How to Data Engineer the ETLFunnel Way

#database #go #dataengineering #datascience

Part 3 — Checkpoint and Backlog: Building Visibility Into Your Data Pipeline

In Part 1, we covered idempotency, retries, and recovery — the foundational mechanisms that make pipelines resilient to failure.

In Part 2, we explored dynamic orchestration — how to scale ETL workloads intelligently based on available hardware and data volume.

But here's the critical question we haven't answered yet:

When your pipeline runs successfully, how do you track what actually committed?

When it fails, where did the failures go, and how do you replay them?

That's where checkpoint and backlog hooks come in — the twin pillars of pipeline observability and incident management.

The Problem

You've built a robust ETL pipeline. It extracts data from Postgres, transforms it, and loads it into Elasticsearch. Everything works… until you need to answer these questions:

"Which records were successfully committed in the last run?"
"Did the pipeline skip any records during transformation?"
"What happens when a destination write fails?"
"Can I replay failed records without reprocessing the entire dataset?"

Without structured tracking, you're flying blind. Success and failure both happen in a black box. You have logs, sure — but logs are unstructured, hard to query, and don't give you a recovery path.

This is where checkpoint and backlog hooks transform your pipeline from a fire-and-forget script into a fully auditable, recoverable data system.

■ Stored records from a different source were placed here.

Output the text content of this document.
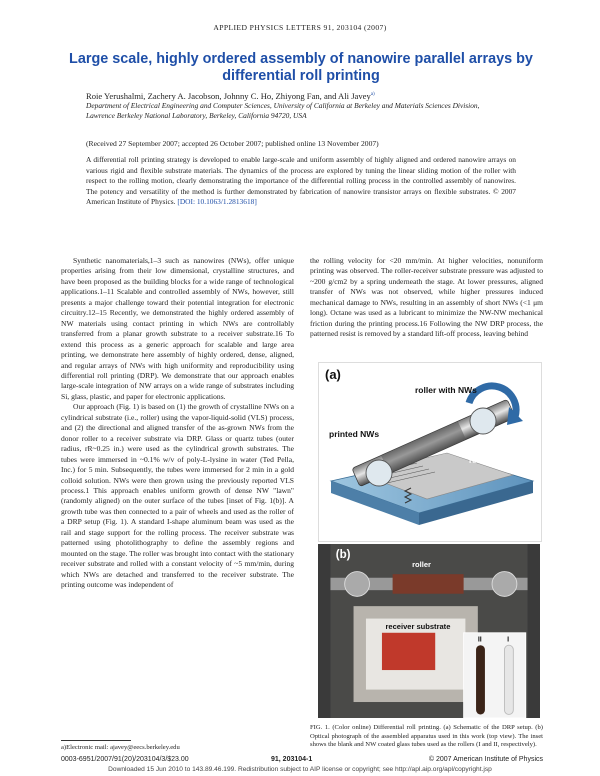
APPLIED PHYSICS LETTERS 91, 203104 (2007)
Large scale, highly ordered assembly of nanowire parallel arrays by differential roll printing
Roie Yerushalmi, Zachery A. Jacobson, Johnny C. Ho, Zhiyong Fan, and Ali Javey$^{a)}$
Department of Electrical Engineering and Computer Sciences, University of California at Berkeley and Materials Sciences Division, Lawrence Berkeley National Laboratory, Berkeley, California 94720, USA
(Received 27 September 2007; accepted 26 October 2007; published online 13 November 2007)
A differential roll printing strategy is developed to enable large-scale and uniform assembly of highly aligned and ordered nanowire arrays on various rigid and flexible substrate materials. The dynamics of the process are explored by tuning the linear sliding motion of the roller with respect to the rolling motion, clearly demonstrating the importance of the differential rolling process in the controlled assembly of nanowires. The potency and versatility of the method is further demonstrated by fabrication of nanowire transistor arrays on flexible substrates. © 2007 American Institute of Physics. [DOI: 10.1063/1.2813618]

Synthetic nanomaterials,1–3 such as nanowires (NWs), offer unique properties arising from their low dimensional, crystalline structures, and have been proposed as the building blocks for a wide range of technological applications.1–11 Scalable and controlled assembly of NWs, however, still presents a major challenge toward their potential integration for electronic circuitry.12–15 Recently, we demonstrated the highly ordered assembly of NW materials using contact printing in which NWs are controllably transferred from a planar growth substrate to a receiver substrate.16 To extend this process as a generic approach for scalable and large area printing, we demonstrate here assembly of highly ordered, dense, aligned, and regular arrays of NWs with high uniformity and reproducibility using differential roll printing (DRP). We demonstrate that our approach enables large-scale integration of NW arrays on a wide range of substrates including Si, glass, plastic, and paper for electronic applications.

Our approach (Fig. 1) is based on (1) the growth of crystalline NWs on a cylindrical substrate (i.e., roller) using the vapor-liquid-solid (VLS) process, and (2) the directional and aligned transfer of the as-grown NWs from the donor roller to a receiver substrate via DRP. Glass or quartz tubes (outer radius, rR~0.25 in.) were used as the cylindrical growth substrates. The tubes were immersed in ~0.1% w/v of poly-L-lysine in water (Ted Pella, Inc.) for 5 min. Subsequently, the tubes were immersed for 2 min in a gold colloid solution. NWs were then grown using the previously reported VLS process.1 This approach enables uniform growth of dense NW "lawn" (randomly aligned) on the outer surface of the tubes [inset of Fig. 1(b)]. A growth tube was then connected to a pair of wheels and used as the roller of a DRP setup (Fig. 1). A standard I-shape aluminum beam was used as the rail and stage support for the rolling process. The receiver substrate was patterned using photolithography to define the assembly regions and mounted on the stage. The roller was brought into contact with the stationary receiver substrate and rolled with a constant velocity of ~5 mm/min, during which NWs are detached and transferred to the receiver substrate. The printing outcome was independent of

the rolling velocity for <20 mm/min. At higher velocities, nonuniform printing was observed. The roller-receiver substrate pressure was adjusted to ~200 g/cm2 by a spring underneath the stage. At lower pressures, aligned transfer of NWs was not observed, while higher pressures induced mechanical damage to NWs, resulting in an assembly of short NWs (<1 μm long). Octane was used as a lubricant to minimize the NW-NW mechanical friction during the printing process.16 Following the NW DRP process, the patterned resist is removed by a standard lift-off process, leaving behind

(a)
roller with NWs
printed NWs
receiver substrate
(b)
roller
receiver substrate
II	I
FIG. 1. (Color online) Differential roll printing. (a) Schematic of the DRP setup. (b) Optical photograph of the assembled apparatus used in this work (top view). The inset shows the blank and NW coated glass tubes used as the rollers (I and II, respectively).
a)Electronic mail: ajavey@eecs.berkeley.edu
0003-6951/2007/91(20)/203104/3/$23.00	91, 203104-1	© 2007 American Institute of Physics
Downloaded 15 Jun 2010 to 143.89.46.199. Redistribution subject to AIP license or copyright; see http://apl.aip.org/apl/copyright.jsp
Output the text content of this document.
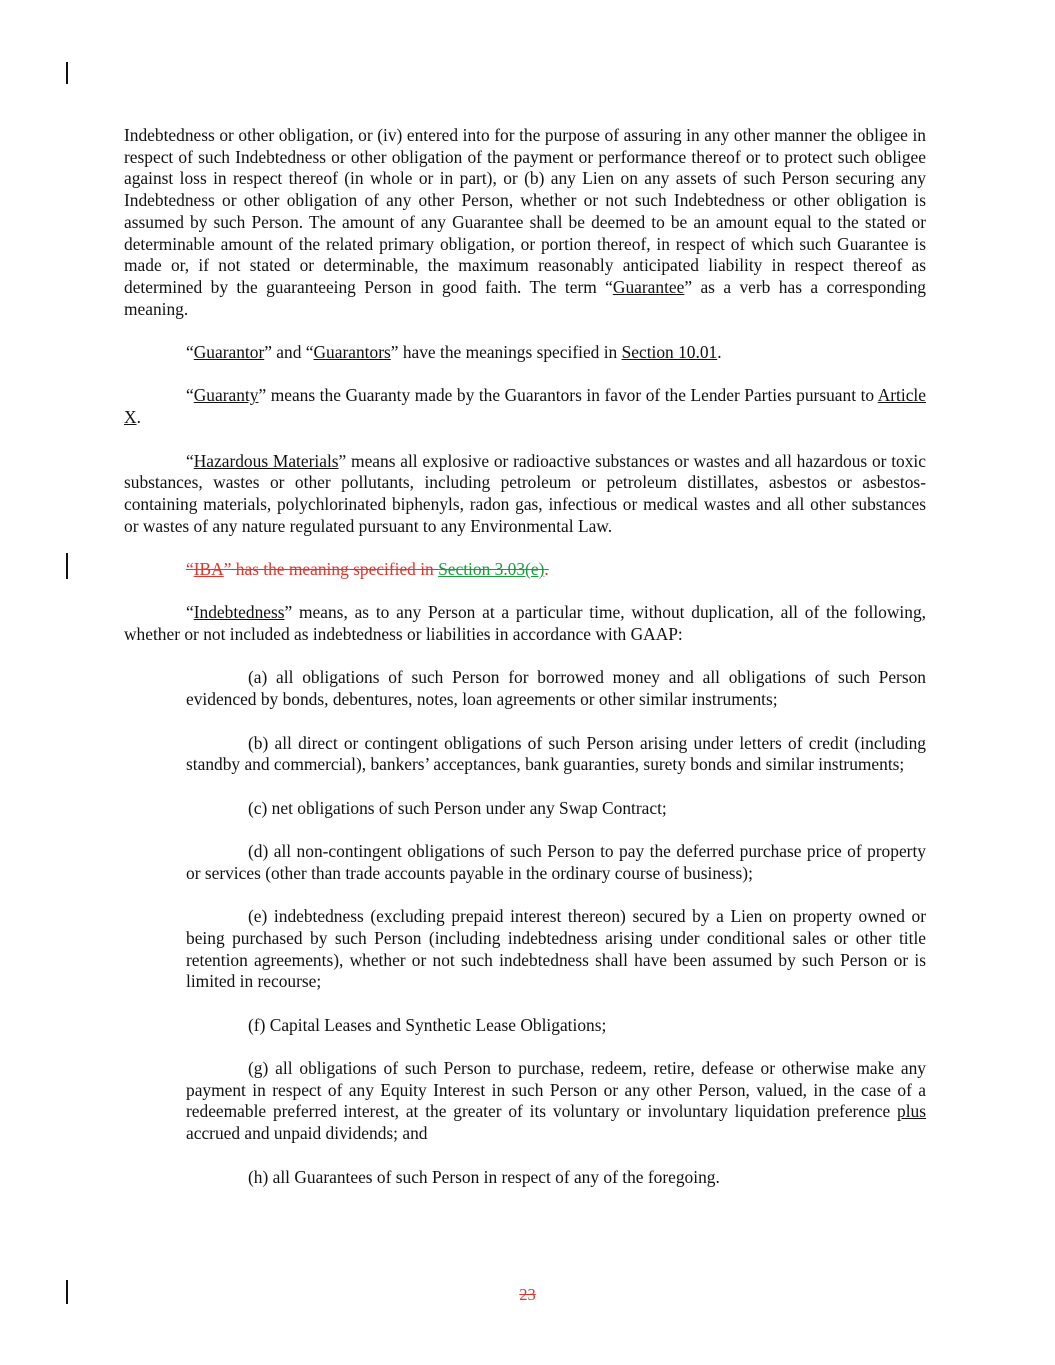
Indebtedness or other obligation, or (iv) entered into for the purpose of assuring in any other manner the obligee in respect of such Indebtedness or other obligation of the payment or performance thereof or to protect such obligee against loss in respect thereof (in whole or in part), or (b) any Lien on any assets of such Person securing any Indebtedness or other obligation of any other Person, whether or not such Indebtedness or other obligation is assumed by such Person. The amount of any Guarantee shall be deemed to be an amount equal to the stated or determinable amount of the related primary obligation, or portion thereof, in respect of which such Guarantee is made or, if not stated or determinable, the maximum reasonably anticipated liability in respect thereof as determined by the guaranteeing Person in good faith. The term “Guarantee” as a verb has a corresponding meaning.

“Guarantor” and “Guarantors” have the meanings specified in Section 10.01.

“Guaranty” means the Guaranty made by the Guarantors in favor of the Lender Parties pursuant to Article X.

“Hazardous Materials” means all explosive or radioactive substances or wastes and all hazardous or toxic substances, wastes or other pollutants, including petroleum or petroleum distillates, asbestos or asbestos-containing materials, polychlorinated biphenyls, radon gas, infectious or medical wastes and all other substances or wastes of any nature regulated pursuant to any Environmental Law.

“IBA” has the meaning specified in Section 3.03(e).

“Indebtedness” means, as to any Person at a particular time, without duplication, all of the following, whether or not included as indebtedness or liabilities in accordance with GAAP:

(a) all obligations of such Person for borrowed money and all obligations of such Person evidenced by bonds, debentures, notes, loan agreements or other similar instruments;

(b) all direct or contingent obligations of such Person arising under letters of credit (including standby and commercial), bankers’ acceptances, bank guaranties, surety bonds and similar instruments;

(c) net obligations of such Person under any Swap Contract;

(d) all non-contingent obligations of such Person to pay the deferred purchase price of property or services (other than trade accounts payable in the ordinary course of business);

(e) indebtedness (excluding prepaid interest thereon) secured by a Lien on property owned or being purchased by such Person (including indebtedness arising under conditional sales or other title retention agreements), whether or not such indebtedness shall have been assumed by such Person or is limited in recourse;

(f) Capital Leases and Synthetic Lease Obligations;

(g) all obligations of such Person to purchase, redeem, retire, defease or otherwise make any payment in respect of any Equity Interest in such Person or any other Person, valued, in the case of a redeemable preferred interest, at the greater of its voluntary or involuntary liquidation preference plus accrued and unpaid dividends; and

(h) all Guarantees of such Person in respect of any of the foregoing.

23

The Concept: Checkpoint and Backlog Hooks

Checkpoint hooks fire automatically after every successful write to the destination. They answer the question: "What just committed?"

Backlog hooks fire automatically when a write to the destination fails. They answer the question: "What just failed, and how do I handle it?"

Together, they provide:

Data lineage tracking — every committed record is logged with metadata.
Incident management — every failed record is persisted to a structured dead-letter queue (DLQ) with failure context.
Replay capability — backlogged records can be reprocessed as a separate flow, independent of the main pipeline.

Let's see how this works in practice.

The Implementation

Checkpoint Hook: Tracking Success

A checkpoint hook is invoked every time data is successfully written to the destination. It receives:

The committed record(s)
Access to source, destination, and auxiliary databases
The pipeline execution context

Here's a real implementation:

import (
    "etlfunnel/execution/models"
    "etlfunnel/database/cast"
    "encoding/json"
    "time"
)

func Checkpoint(param *models.CheckpointProps) (*models.CheckpointTune, error) {
    if param == nil || param.Ctx == nil || len(param.Records) == 0 {
        return &models.CheckpointTune{Action: models.ActionContinue}, nil
    }

    param.Logger.Info("Checkpoint triggered", zap.Int("record_count", len(param.Records)))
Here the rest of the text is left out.